We recognise discussion and debate as a key aspect of effective learning and embrace the principles described by ‘Blooms Taxonomy’. Using this structure it is possible to offer sufficient challenge for children, encouraging higher order thinking skills.
To teach History effectively, teachers employ a variety of methodologies, such as:-
- Subject specific vocabulary
Identified through medium term plans and highlighted to the children at the beginning of lessons through mind maps and revisited through class assemblies and knowledge quizzes.
We use a whole-school timeline which records all history learning and enables children to put new learning in the context of old learning. Children will also have individual timelines to keep referring to, in order to understand the chronology of events for each topic studied.
Children will have constant access to a wide variety of subject specific fiction and non-fiction books, available in history lessons, other lessons and in the class book area
- Use of artefacts
Where possible we use a range of visual stimulus such as artefacts, videos and photographs for children to explore and investigate. We believe that handling real objects enhances the children’s historical knowledge, understanding and skills.
- Use of sources / bias
We aim for children to recognise that bias exists in some form in all historical sources, and this needs to be accounted for in their interpretation of evidence.
The use of ICT including CD-ROMs, web-based resources and interactive programs such as QR code trails enhances the students learning experience.

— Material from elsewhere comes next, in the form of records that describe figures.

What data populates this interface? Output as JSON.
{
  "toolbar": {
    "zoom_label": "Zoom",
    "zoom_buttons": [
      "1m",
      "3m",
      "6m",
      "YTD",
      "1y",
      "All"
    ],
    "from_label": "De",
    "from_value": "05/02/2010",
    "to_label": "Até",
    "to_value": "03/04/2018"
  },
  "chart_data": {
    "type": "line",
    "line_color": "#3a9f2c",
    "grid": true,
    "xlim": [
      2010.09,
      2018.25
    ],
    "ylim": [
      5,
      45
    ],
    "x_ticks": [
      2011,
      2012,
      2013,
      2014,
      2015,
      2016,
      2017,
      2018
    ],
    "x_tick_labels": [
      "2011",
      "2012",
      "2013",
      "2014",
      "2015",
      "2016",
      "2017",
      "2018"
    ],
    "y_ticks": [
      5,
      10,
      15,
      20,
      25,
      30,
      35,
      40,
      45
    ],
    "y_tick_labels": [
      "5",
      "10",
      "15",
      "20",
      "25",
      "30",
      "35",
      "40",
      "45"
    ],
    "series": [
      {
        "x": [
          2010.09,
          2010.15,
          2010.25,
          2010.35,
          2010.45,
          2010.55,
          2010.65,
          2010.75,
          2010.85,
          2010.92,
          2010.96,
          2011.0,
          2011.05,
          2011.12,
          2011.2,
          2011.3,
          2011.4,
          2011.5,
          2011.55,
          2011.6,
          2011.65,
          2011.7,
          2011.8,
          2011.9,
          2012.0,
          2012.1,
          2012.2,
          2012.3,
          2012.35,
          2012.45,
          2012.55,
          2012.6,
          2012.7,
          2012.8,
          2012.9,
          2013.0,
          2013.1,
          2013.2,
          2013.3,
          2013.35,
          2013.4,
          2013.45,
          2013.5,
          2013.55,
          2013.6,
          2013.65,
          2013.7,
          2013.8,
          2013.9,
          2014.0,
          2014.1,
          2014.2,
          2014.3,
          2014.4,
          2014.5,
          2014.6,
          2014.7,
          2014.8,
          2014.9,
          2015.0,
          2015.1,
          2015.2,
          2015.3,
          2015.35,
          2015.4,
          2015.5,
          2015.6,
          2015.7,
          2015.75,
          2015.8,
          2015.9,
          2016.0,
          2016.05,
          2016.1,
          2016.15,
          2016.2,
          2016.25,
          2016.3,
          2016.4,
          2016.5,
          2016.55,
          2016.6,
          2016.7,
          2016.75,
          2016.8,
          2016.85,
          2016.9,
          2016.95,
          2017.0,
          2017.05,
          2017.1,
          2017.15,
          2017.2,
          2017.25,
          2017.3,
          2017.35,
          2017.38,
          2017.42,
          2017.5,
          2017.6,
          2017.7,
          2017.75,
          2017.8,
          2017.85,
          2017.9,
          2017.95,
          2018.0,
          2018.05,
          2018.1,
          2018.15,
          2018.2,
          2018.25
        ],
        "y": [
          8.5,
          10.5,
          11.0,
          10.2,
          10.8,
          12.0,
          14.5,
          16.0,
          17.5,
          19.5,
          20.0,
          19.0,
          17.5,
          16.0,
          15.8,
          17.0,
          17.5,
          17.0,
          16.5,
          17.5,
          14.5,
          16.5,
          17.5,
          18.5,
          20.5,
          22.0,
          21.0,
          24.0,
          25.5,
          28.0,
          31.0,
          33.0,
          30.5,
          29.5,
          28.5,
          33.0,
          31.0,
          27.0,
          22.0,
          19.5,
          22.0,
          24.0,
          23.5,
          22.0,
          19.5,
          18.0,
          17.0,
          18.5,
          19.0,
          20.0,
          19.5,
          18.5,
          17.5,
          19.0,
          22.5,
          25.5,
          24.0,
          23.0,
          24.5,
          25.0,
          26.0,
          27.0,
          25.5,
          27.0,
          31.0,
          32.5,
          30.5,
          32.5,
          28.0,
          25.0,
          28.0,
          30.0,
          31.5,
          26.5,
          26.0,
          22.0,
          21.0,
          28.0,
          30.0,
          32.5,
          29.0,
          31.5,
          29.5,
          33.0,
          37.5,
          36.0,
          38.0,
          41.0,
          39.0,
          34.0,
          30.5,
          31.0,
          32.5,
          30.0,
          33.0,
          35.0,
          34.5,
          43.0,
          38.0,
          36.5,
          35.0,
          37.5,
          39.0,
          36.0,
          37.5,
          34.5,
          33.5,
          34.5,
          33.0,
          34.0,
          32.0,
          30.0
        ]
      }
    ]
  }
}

Teachers will assess learning using mind maps at the beginning of each lesson to recap prior learning and through the use of ‘quick quizzes’.
- Outdoor learning
We recognise that children learn in a variety of ways, and so where appropriate, children will learn history outside the classroom, with visits to historical sites and museums
- Approaches to teaching
A wide variety of teaching approaches are used in history lessons to ensure children make good progress, and all learning styles are catered for. Class teachers ensure there is a good balance of whole class, group work and individual learning in history lessons. We also aim to incorporate presentations by teachers, visitors and children; drama and role play; discussions and debates and themed days or weeks to inspire all learners.

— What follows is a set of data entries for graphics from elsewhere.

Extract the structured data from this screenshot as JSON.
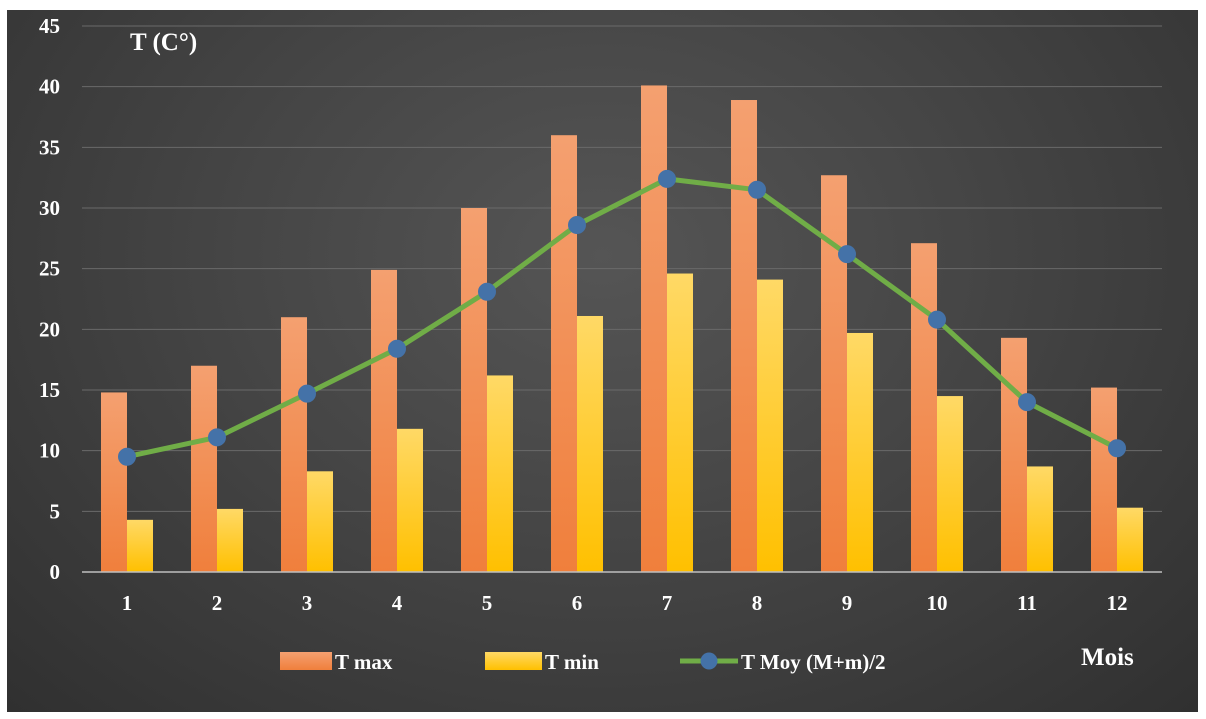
{
  "chart_data": {
    "type": "bar",
    "categories": [
      "1",
      "2",
      "3",
      "4",
      "5",
      "6",
      "7",
      "8",
      "9",
      "10",
      "11",
      "12"
    ],
    "series": [
      {
        "name": "T max",
        "type": "bar",
        "color": "#F07F3C",
        "values": [
          14.8,
          17.0,
          21.0,
          24.9,
          30.0,
          36.0,
          40.1,
          38.9,
          32.7,
          27.1,
          19.3,
          15.2
        ]
      },
      {
        "name": "T min",
        "type": "bar",
        "color": "#FFC000",
        "values": [
          4.3,
          5.2,
          8.3,
          11.8,
          16.2,
          21.1,
          24.6,
          24.1,
          19.7,
          14.5,
          8.7,
          5.3
        ]
      },
      {
        "name": "T Moy (M+m)/2",
        "type": "line",
        "color": "#70AD47",
        "marker_color": "#4472A8",
        "values": [
          9.5,
          11.1,
          14.7,
          18.4,
          23.1,
          28.6,
          32.4,
          31.5,
          26.2,
          20.8,
          14.0,
          10.2
        ]
      }
    ],
    "ylabel": "T (C°)",
    "xlabel": "Mois",
    "ylim": [
      0,
      45
    ],
    "yticks": [
      "0",
      "5",
      "10",
      "15",
      "20",
      "25",
      "30",
      "35",
      "40",
      "45"
    ],
    "grid": true,
    "legend": "bottom",
    "background": "#454545"
  }
}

A typical topic for history will be sequenced in the following way:
Lesson 1: Identify the historical period on the whole school timeline.
Assess children’s prior knowledge.
Lesson 2: Introduce the topic, historical lens and curriculum links.
Lesson 3/4/5: Teaching of learning of significant event or person
Use of mind map to recap prior learning
Different tasks to assess retrieval of key information.
Use of historical skills to question source's reliability.
Discussion of skills used in lesson and how they are used in other subjects/real-life.
Lesson 6/7: Key enquiry linking the topic and lens.
We assess children’s work in history by making informal judgements as we observe them during lessons, by the use of a mind map at the beginning of a lesson to recap prior learning and with the use of ‘quick quizzes’ for assessment of fact retrieval. We mark a piece of work once it has been completed and we comment as necessary. An assessment is recorded in the pupils’ end of year report. Formative assessments are made against statutory end of key stage objectives.
- Children will know more, remember more and understand more about History.
- Children will understand and use the key skills of chronological understanding. Knowledge and understanding of events in the past, historical interpretation, historical enquiry and organisation and communication.
- The large majority of children will achieve age related expectations in History.
- As historians children will learn lessons from history to influence the decisions they make in their lives in the future.
All of our staff, senior leaders and Governors are involved in measuring the impact of our history curriculum in differing ways.